Widespread use faces significant obstacles as the technology is not legal in most courtrooms. There are states that require all parties to consent to the recording, limiting robot lawyers’ ability to enter many courts. For example, of the 300 cases Browder’s company considered for a test of its AI, only two were approved.

“I think with those two cases it’s going to be a very powerful proof of concept [and] My goal is to have five states in the next 24 months that specifically allow AI in the courtroom to help people,” Browder said, noting that states like Utah and California have set up “task force” bodies to do the same to better understand whether AI can be used in their respective regional courts.

Supreme Court

The Supreme Court building in Washington, Monday, June 30, 2014, following various court decisions. The court ruled on birth control, union dues and other cases.

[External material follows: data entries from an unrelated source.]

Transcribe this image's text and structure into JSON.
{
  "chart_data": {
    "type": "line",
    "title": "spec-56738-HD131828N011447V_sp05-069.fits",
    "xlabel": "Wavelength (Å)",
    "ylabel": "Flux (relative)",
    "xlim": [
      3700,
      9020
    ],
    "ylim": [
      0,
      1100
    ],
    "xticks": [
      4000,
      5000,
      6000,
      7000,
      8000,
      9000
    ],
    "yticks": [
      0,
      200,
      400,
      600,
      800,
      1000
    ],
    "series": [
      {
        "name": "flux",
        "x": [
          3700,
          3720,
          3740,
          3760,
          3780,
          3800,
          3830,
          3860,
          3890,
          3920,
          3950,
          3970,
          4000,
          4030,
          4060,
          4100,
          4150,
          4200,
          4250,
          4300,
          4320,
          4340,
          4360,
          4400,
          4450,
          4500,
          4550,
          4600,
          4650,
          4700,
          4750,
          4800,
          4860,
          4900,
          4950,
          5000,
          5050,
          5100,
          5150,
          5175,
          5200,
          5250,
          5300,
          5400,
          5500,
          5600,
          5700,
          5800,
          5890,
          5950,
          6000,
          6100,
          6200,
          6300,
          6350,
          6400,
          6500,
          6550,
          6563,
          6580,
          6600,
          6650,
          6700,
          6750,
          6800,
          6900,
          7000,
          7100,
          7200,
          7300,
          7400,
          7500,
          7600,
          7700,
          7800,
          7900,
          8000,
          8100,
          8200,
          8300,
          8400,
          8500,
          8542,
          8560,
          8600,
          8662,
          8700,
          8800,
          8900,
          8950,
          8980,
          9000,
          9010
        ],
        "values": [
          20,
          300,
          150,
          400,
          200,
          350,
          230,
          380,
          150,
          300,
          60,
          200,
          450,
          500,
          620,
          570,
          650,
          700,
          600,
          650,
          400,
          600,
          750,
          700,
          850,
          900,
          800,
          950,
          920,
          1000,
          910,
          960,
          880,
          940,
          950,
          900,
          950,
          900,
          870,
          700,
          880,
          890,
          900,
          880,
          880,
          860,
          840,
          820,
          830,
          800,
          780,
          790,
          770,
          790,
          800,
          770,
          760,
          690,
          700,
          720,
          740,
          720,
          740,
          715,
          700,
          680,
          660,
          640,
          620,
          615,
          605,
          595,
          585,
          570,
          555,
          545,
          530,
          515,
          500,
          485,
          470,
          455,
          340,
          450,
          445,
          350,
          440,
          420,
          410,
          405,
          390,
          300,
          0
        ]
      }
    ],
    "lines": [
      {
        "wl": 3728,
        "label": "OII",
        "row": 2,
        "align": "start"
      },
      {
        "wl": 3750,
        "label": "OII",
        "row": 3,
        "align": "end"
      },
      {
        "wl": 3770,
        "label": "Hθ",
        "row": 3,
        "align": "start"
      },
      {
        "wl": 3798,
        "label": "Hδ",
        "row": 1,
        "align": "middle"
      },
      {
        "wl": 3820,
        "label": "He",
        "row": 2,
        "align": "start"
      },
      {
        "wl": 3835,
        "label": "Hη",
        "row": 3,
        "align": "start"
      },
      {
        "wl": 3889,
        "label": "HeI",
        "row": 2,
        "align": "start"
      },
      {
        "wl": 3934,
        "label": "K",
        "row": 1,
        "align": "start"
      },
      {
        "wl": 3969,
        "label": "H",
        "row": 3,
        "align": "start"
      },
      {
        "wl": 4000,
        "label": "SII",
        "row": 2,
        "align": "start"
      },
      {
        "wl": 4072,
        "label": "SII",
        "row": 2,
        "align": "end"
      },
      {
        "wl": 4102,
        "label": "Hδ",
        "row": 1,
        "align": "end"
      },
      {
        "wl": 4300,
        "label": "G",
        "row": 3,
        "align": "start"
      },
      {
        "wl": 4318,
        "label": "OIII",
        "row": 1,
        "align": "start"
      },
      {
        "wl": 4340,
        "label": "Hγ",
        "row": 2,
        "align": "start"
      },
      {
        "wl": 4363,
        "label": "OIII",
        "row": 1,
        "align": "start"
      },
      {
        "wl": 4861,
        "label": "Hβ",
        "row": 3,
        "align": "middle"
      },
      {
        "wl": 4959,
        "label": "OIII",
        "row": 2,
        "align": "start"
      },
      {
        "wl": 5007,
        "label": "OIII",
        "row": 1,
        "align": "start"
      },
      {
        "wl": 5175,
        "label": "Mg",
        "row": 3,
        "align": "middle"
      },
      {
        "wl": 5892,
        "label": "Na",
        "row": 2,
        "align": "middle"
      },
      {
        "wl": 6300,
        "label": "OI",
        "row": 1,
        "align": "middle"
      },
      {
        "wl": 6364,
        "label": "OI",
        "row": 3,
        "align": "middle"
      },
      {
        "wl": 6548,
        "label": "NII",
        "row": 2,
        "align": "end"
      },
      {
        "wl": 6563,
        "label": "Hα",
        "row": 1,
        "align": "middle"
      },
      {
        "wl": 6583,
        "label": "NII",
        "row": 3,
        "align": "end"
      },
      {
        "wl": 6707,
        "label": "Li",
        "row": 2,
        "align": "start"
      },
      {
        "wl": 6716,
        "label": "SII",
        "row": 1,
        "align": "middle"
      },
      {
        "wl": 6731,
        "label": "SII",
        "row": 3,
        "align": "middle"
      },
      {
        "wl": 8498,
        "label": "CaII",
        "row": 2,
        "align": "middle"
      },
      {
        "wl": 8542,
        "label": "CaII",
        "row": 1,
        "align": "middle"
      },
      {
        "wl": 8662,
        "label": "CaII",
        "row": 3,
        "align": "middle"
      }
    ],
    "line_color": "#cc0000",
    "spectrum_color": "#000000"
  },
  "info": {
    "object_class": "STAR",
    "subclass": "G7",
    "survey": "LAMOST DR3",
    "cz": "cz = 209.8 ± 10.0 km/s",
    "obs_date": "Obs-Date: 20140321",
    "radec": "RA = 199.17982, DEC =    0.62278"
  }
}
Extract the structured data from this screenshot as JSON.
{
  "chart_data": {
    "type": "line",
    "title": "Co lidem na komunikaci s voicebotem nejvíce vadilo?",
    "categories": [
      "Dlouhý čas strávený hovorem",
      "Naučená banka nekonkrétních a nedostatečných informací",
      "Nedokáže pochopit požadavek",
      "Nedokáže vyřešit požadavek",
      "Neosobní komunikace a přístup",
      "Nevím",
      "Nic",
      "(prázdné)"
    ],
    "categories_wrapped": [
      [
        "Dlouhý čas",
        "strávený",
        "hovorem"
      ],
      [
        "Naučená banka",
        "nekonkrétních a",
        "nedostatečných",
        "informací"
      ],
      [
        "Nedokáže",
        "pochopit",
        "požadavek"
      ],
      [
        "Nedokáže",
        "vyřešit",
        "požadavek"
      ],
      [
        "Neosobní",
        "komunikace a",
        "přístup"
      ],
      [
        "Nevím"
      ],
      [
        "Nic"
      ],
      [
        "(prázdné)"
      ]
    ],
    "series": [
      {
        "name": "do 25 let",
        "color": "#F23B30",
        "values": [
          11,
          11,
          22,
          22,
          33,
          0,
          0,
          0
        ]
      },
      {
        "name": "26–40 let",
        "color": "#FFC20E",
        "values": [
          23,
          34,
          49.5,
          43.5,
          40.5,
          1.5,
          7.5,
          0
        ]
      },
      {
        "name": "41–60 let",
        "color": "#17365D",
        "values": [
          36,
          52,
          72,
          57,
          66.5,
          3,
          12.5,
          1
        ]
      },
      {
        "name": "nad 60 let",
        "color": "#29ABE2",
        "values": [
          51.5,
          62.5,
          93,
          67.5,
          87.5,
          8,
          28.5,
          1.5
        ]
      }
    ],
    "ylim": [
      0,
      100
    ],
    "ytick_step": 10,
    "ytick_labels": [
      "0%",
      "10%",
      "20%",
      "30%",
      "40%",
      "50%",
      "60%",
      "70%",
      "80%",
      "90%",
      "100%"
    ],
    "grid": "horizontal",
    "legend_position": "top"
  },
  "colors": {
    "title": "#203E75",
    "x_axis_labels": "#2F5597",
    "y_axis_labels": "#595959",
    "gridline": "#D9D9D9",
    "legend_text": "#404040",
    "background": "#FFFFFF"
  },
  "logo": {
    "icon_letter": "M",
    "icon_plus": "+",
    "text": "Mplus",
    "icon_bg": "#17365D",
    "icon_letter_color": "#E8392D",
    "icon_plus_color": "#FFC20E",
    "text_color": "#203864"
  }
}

(AP Photo/Pablo Martinez Monsivais)

Browder was heavily criticized on Twitter this week when he made an offer of $1 million to any attorney willing to allow his AI to represent a pending case in the Supreme Court.

Several critics noted Technology like AirPods and phones are not allowed in the High Court when judges are discussing cases and that Browder’s offer of money would need to be much larger to attract the interest of a star law firm with a case in court as it is extremely rare for judges to take a case.

But Broder said so Washington Examiner that shortly after his viral tweet on Monday, he had received offers from attorneys in cases from “courts of appeal, district courts and state courts.”


Another major complication related to OpenAI’s novel technology is its consistency in factual matters, as it occasionally makes mistakes. Browder said his AI was retrained to become a “legal expert” based on seven years of data, noting that his training was likely “like an intermediate-level college graduate.”

“So now we have to send it to law school,” Browder said.